Именно, во–вторых, мы находим тут следующие соображения. «Кажется ли тебе, что гармония или какое–нибудь другое сочетание должны находиться в состоянии, отличном от состояния частей, входящих в сочетание?.. Значит, первые и действуют и страдают только так, как действуют и страдают последние… Поэтому гармонии остается не управлять теми началами, из которых она образуется, а следовать им… Значит, гармония никак не может находиться в движении, издавать звуки, вообще проявляться иначе, вопреки частям своим ». Как настроены звуки, такова и гармония (92b—93b). «А можно ли сказать это о душе? Можно ли утверждать, чтобы одна душа хотя самомалейшим образом имела более и в большей степени, нежели другая душа, самое это свойство быть душою? Никак нельзя…» (93b). «Итак, если одна душа не более и не менее другой души обладает этим свойством — быть душою, то одна не более и не менее другой настроена» (93d). Если душа — гармония, то зло не может быть при–частно ей (94а).
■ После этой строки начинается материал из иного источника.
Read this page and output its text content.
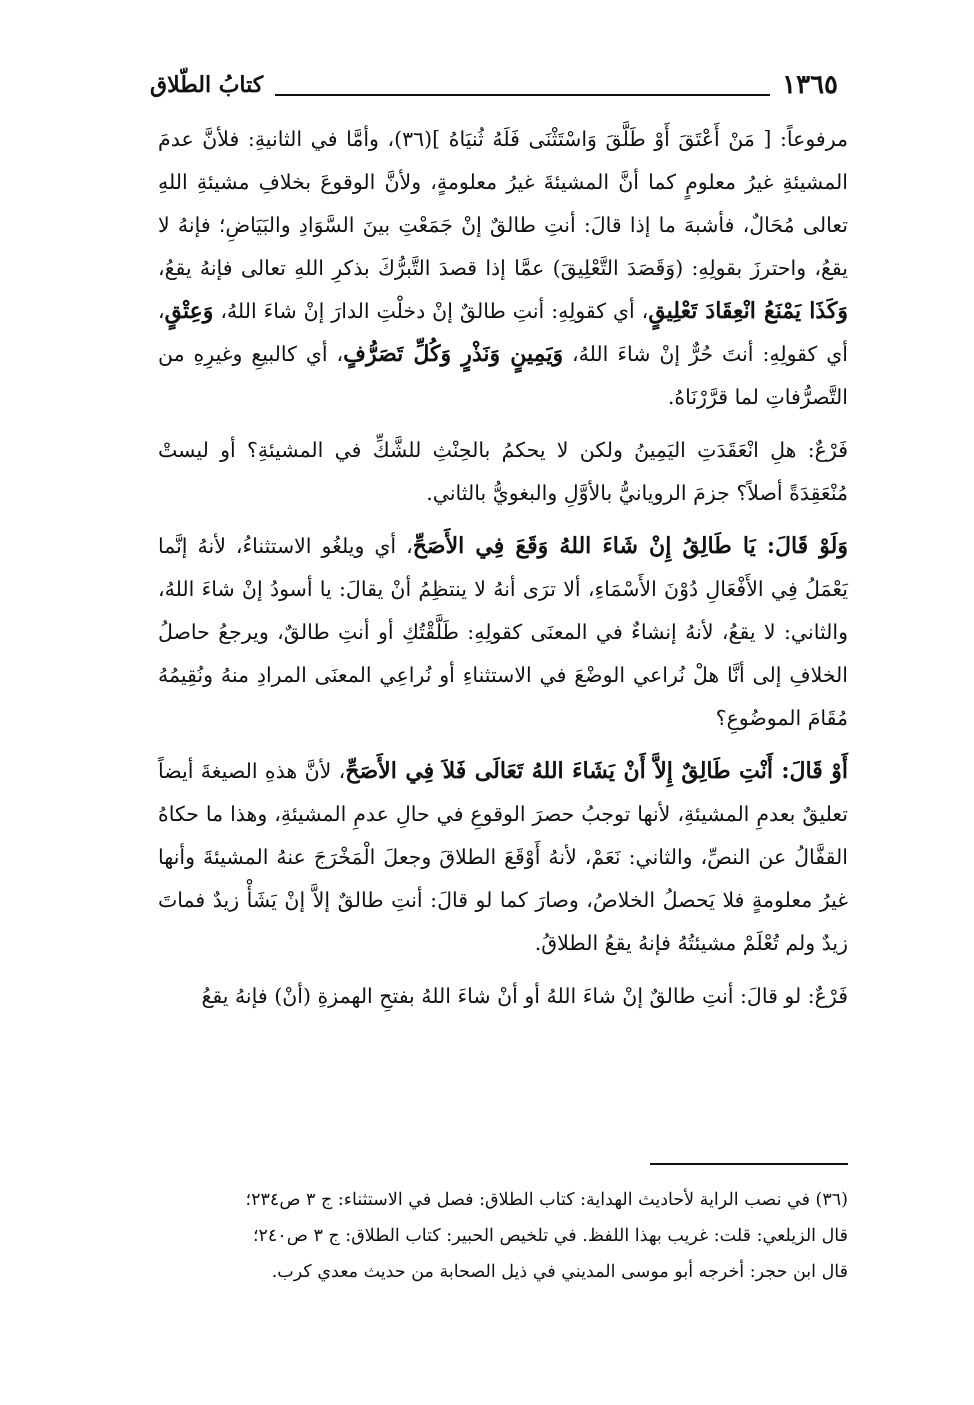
١٣٦٥
كتابُ الطّلاق

مرفوعاً: [ مَنْ أَعْتَقَ أَوْ طَلَّقَ وَاسْتَثْنَى فَلَهُ ثُنيَاهُ ](٣٦)، وأمَّا في الثانيةِ: فلأنَّ عدمَ المشيئةِ غيرُ معلومٍ كما أنَّ المشيئةَ غيرُ معلومةٍ، ولأنَّ الوقوعَ بخلافِ مشيئةِ اللهِ تعالى مُحَالٌ، فأشبهَ ما إذا قالَ: أنتِ طالقٌ إنْ جَمَعْتِ بينَ السَّوَادِ والبَيَاضِ؛ فإنهُ لا يقعُ، واحترزَ بقولِهِ: (وَقَصَدَ التَّعْلِيقَ) عمَّا إذا قصدَ التَّبرُّكَ بذكرِ اللهِ تعالى فإنهُ يقعُ، وَكَذَا يَمْنَعُ انْعِقَادَ تَعْلِيقٍ، أي كقولِهِ: أنتِ طالقٌ إنْ دخلْتِ الدارَ إنْ شاءَ اللهُ، وَعِتْقٍ، أي كقولِهِ: أنتَ حُرٌّ إنْ شاءَ اللهُ، وَيَمِينٍ وَنَذْرٍ وَكُلِّ تَصَرُّفٍ، أي كالبيعِ وغيرِهِ من التَّصرُّفاتِ لما قرَّرْنَاهُ.

فَرْعٌ: هلِ انْعَقَدَتِ اليَمِينُ ولكن لا يحكمُ بالحِنْثِ للشَّكِّ في المشيئةِ؟ أو ليستْ مُنْعَقِدَةً أصلاً؟ جزمَ الرويانيُّ بالأوَّلِ والبغويُّ بالثاني.

وَلَوْ قَالَ: يَا طَالِقُ إِنْ شَاءَ اللهُ وَقَعَ فِي الأَصَحِّ، أي ويلغُو الاستثناءُ، لأنهُ إنَّما يَعْمَلُ فِي الأَفْعَالِ دُوْنَ الأَسْمَاءِ، ألا ترَى أنهُ لا ينتظِمُ أنْ يقالَ: يا أسودُ إنْ شاءَ اللهُ، والثاني: لا يقعُ، لأنهُ إنشاءٌ في المعنَى كقولِهِ: طَلَّقْتُكِ أو أنتِ طالقٌ، ويرجعُ حاصلُ الخلافِ إلى أنَّا هلْ نُراعي الوضْعَ في الاستثناءِ أو نُراعِي المعنَى المرادِ منهُ ونُقِيمُهُ مُقَامَ الموضُوعِ؟

أَوْ قَالَ: أَنْتِ طَالِقٌ إِلاَّ أَنْ يَشَاءَ اللهُ تَعَالَى فَلاَ فِي الأَصَحِّ، لأنَّ هذهِ الصيغةَ أيضاً تعليقٌ بعدمِ المشيئةِ، لأنها توجبُ حصرَ الوقوعِ في حالِ عدمِ المشيئةِ، وهذا ما حكاهُ القفَّالُ عن النصِّ، والثاني: نَعَمْ، لأنهُ أَوْقَعَ الطلاقَ وجعلَ الْمَخْرَجَ عنهُ المشيئةَ وأنها غيرُ معلومةٍ فلا يَحصلُ الخلاصُ، وصارَ كما لو قالَ: أنتِ طالقٌ إلاَّ إنْ يَشَأْ زيدٌ فماتَ زيدٌ ولم تُعْلَمْ مشيئتُهُ فإنهُ يقعُ الطلاقُ.

فَرْعٌ: لو قالَ: أنتِ طالقٌ إنْ شاءَ اللهُ أو أنْ شاءَ اللهُ بفتحِ الهمزةِ (أنْ) فإنهُ يقعُ

(٣٦) في نصب الراية لأحاديث الهداية: كتاب الطلاق: فصل في الاستثناء: ج ٣ ص٢٣٤؛
قال الزيلعي: قلت: غريب بهذا اللفظ. في تلخيص الحبير: كتاب الطلاق: ج ٣ ص٢٤٠؛
قال ابن حجر: أخرجه أبو موسى المديني في ذيل الصحابة من حديث معدي كرب.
Итак, душа выше и первее гармонии, она — самотождественна во всех своих гармониях и дисгармониях. Хотя этим аргументом и не вполне преодолевается натурализм, но зато весь вопрос переносится на новую почву: реальная изменчивость души, чередование гармонии с дисгармонией требуют неизменной ее самотождественности. Первое же соображение постулировало только отличие ее от реальной изменчивости и тела.
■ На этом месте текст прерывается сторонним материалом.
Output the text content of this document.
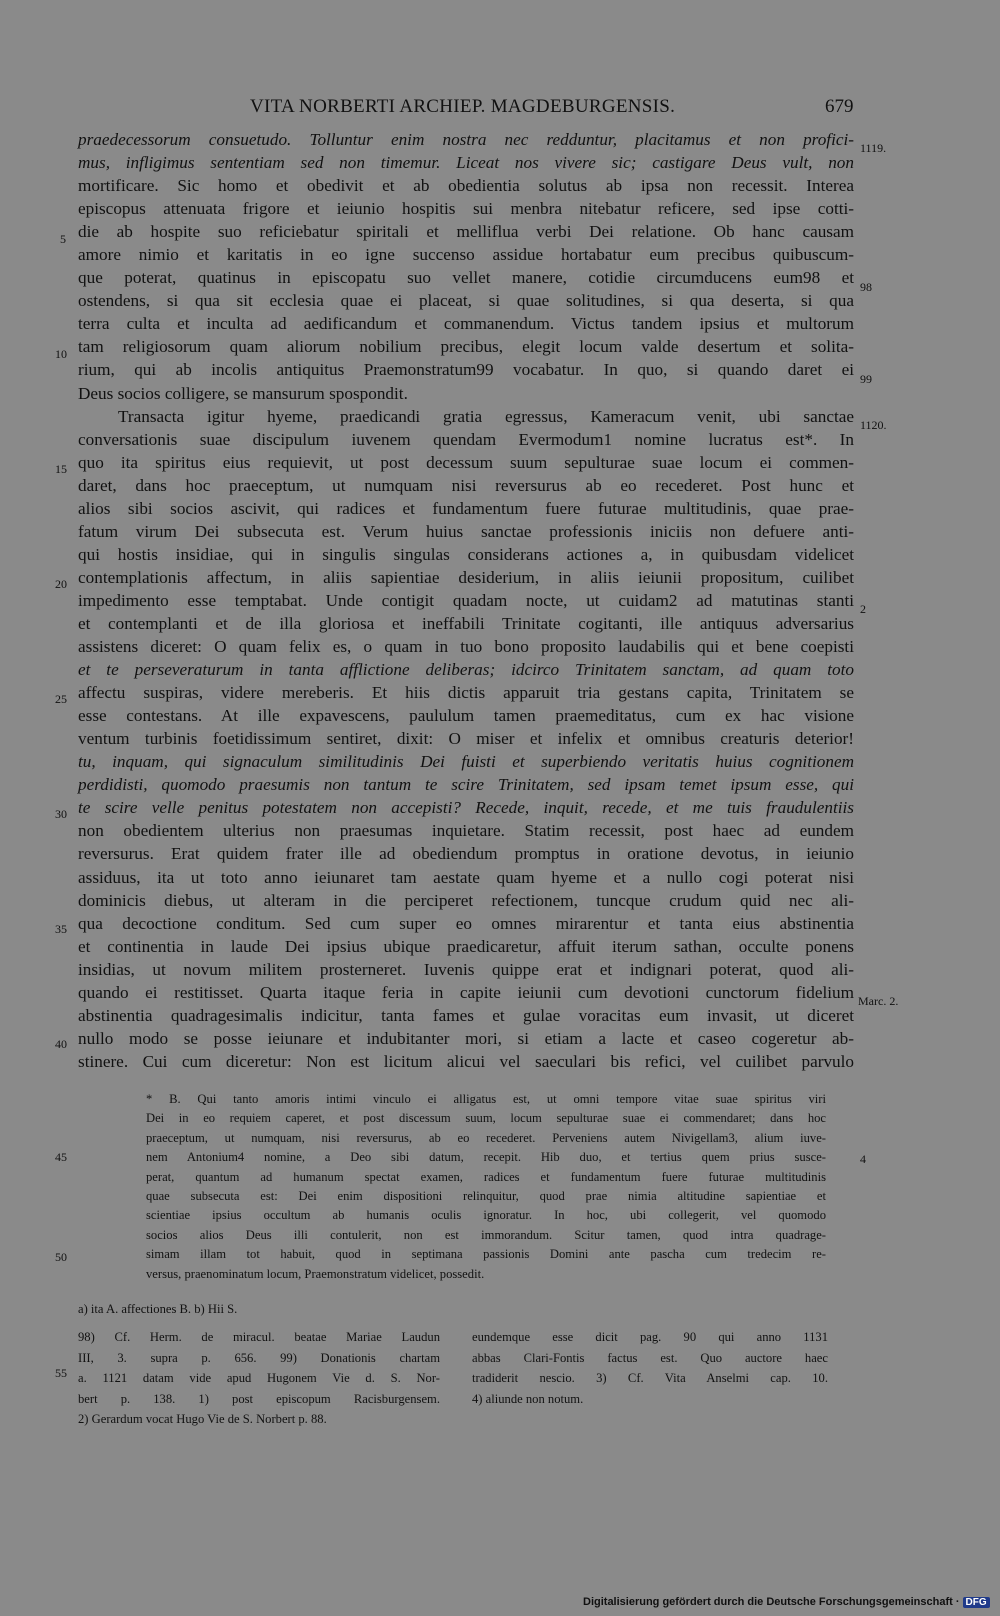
VITA NORBERTI ARCHIEP. MAGDEBURGENSIS.	679
praedecessorum consuetudo. Tolluntur enim nostra nec redduntur, placitamus et non profici-
mus, infligimus sententiam sed non timemur. Liceat nos vivere sic; castigare Deus vult, non
mortificare. Sic homo et obedivit et ab obedientia solutus ab ipsa non recessit. Interea
episcopus attenuata frigore et ieiunio hospitis sui menbra nitebatur reficere, sed ipse cotti-
die ab hospite suo reficiebatur spiritali et melliflua verbi Dei relatione. Ob hanc causam
amore nimio et karitatis in eo igne succenso assidue hortabatur eum precibus quibuscum-
que poterat, quatinus in episcopatu suo vellet manere, cotidie circumducens eum98 et
ostendens, si qua sit ecclesia quae ei placeat, si quae solitudines, si qua deserta, si qua
terra culta et inculta ad aedificandum et commanendum. Victus tandem ipsius et multorum
tam religiosorum quam aliorum nobilium precibus, elegit locum valde desertum et solita-
rium, qui ab incolis antiquitus Praemonstratum99 vocabatur. In quo, si quando daret ei
Deus socios colligere, se mansurum spospondit.
Transacta igitur hyeme, praedicandi gratia egressus, Kameracum venit, ubi sanctae
conversationis suae discipulum iuvenem quendam Evermodum1 nomine lucratus est*. In
quo ita spiritus eius requievit, ut post decessum suum sepulturae suae locum ei commen-
daret, dans hoc praeceptum, ut numquam nisi reversurus ab eo recederet. Post hunc et
alios sibi socios ascivit, qui radices et fundamentum fuere futurae multitudinis, quae prae-
fatum virum Dei subsecuta est. Verum huius sanctae professionis iniciis non defuere anti-
qui hostis insidiae, qui in singulis singulas considerans actiones a, in quibusdam videlicet
contemplationis affectum, in aliis sapientiae desiderium, in aliis ieiunii propositum, cuilibet
impedimento esse temptabat. Unde contigit quadam nocte, ut cuidam2 ad matutinas stanti
et contemplanti et de illa gloriosa et ineffabili Trinitate cogitanti, ille antiquus adversarius
assistens diceret: O quam felix es, o quam in tuo bono proposito laudabilis qui et bene coepisti
et te perseveraturum in tanta afflictione deliberas; idcirco Trinitatem sanctam, ad quam toto
affectu suspiras, videre mereberis. Et hiis dictis apparuit tria gestans capita, Trinitatem se
esse contestans. At ille expavescens, paululum tamen praemeditatus, cum ex hac visione
ventum turbinis foetidissimum sentiret, dixit: O miser et infelix et omnibus creaturis deterior!
tu, inquam, qui signaculum similitudinis Dei fuisti et superbiendo veritatis huius cognitionem
perdidisti, quomodo praesumis non tantum te scire Trinitatem, sed ipsam temet ipsum esse, qui
te scire velle penitus potestatem non accepisti? Recede, inquit, recede, et me tuis fraudulentiis
non obedientem ulterius non praesumas inquietare. Statim recessit, post haec ad eundem
reversurus. Erat quidem frater ille ad obediendum promptus in oratione devotus, in ieiunio
assiduus, ita ut toto anno ieiunaret tam aestate quam hyeme et a nullo cogi poterat nisi
dominicis diebus, ut alteram in die perciperet refectionem, tuncque crudum quid nec ali-
qua decoctione conditum. Sed cum super eo omnes mirarentur et tanta eius abstinentia
et continentia in laude Dei ipsius ubique praedicaretur, affuit iterum sathan, occulte ponens
insidias, ut novum militem prosterneret. Iuvenis quippe erat et indignari poterat, quod ali-
quando ei restitisset. Quarta itaque feria in capite ieiunii cum devotioni cunctorum fidelium
abstinentia quadragesimalis indicitur, tanta fames et gulae voracitas eum invasit, ut diceret
nullo modo se posse ieiunare et indubitanter mori, si etiam a lacte et caseo cogeretur ab-
stinere. Cui cum diceretur: Non est licitum alicui vel saeculari bis refici, vel cuilibet parvulo
5
10
15
20
25
30
35
40
45
50
55
1119.
98
99
1120.
2
Marc. 2.
4
* B. Qui tanto amoris intimi vinculo ei alligatus est, ut omni tempore vitae suae spiritus viri
Dei in eo requiem caperet, et post discessum suum, locum sepulturae suae ei commendaret; dans hoc
praeceptum, ut numquam, nisi reversurus, ab eo recederet. Perveniens autem Nivigellam3, alium iuve-
nem Antonium4 nomine, a Deo sibi datum, recepit. Hib duo, et tertius quem prius susce-
perat, quantum ad humanum spectat examen, radices et fundamentum fuere futurae multitudinis
quae subsecuta est: Dei enim dispositioni relinquitur, quod prae nimia altitudine sapientiae et
scientiae ipsius occultum ab humanis oculis ignoratur. In hoc, ubi collegerit, vel quomodo
socios alios Deus illi contulerit, non est immorandum. Scitur tamen, quod intra quadrage-
simam illam tot habuit, quod in septimana passionis Domini ante pascha cum tredecim re-
versus, praenominatum locum, Praemonstratum videlicet, possedit.
a) ita A. affectiones B. b) Hii S.
98) Cf. Herm. de miracul. beatae Mariae Laudun
III, 3. supra p. 656. 99) Donationis chartam
a. 1121 datam vide apud Hugonem Vie d. S. Nor-
bert p. 138. 1) post episcopum Racisburgensem.
2) Gerardum vocat Hugo Vie de S. Norbert p. 88.
eundemque esse dicit pag. 90 qui anno 1131
abbas Clari-Fontis factus est. Quo auctore haec
tradiderit nescio. 3) Cf. Vita Anselmi cap. 10.
4) aliunde non notum.
Digitalisierung gefördert durch die Deutsche Forschungsgemeinschaft · DFG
Наконец, в–третьих, дальнейший пункт этой критики учения о душе как о гармонии приводит к еще более осязательному результату. «Из всего находящегося в человеке называешь ли господствующим что–нибудь, кроме души, особенно когда она благоразумна? Не называю. А душа, господствуя, поблажает ли пожеланиям тела или противится им? Разумею вот что. Когда, напр., мучит зной и жажда, душа иногда влечет к противному — не пить; а когда томит голод, она побуждает к противному — не есть. Видим множество и других примеров, как она противится телу… Однако же не согласились мы прежде, что если душа есть гармония, то она не может разногласить с теми составными частями , которые сообщают ей напряженность, ослабление, движение и все, свойственное им самим, и что она должна не управлять, а управляться ими?.. Итак, совсем не хорошо нам… называть душу гармонией» (94b—95а). Этот аргумент также выражен слишком натуралистически, но в нем видится тенденция захватить в концепции души и всю творчески становящуюся ее стихию. Душа не только самотождественный эйдос, но и динамически–творческий эйдос, остающийся неизменным в своих многообразных функциях.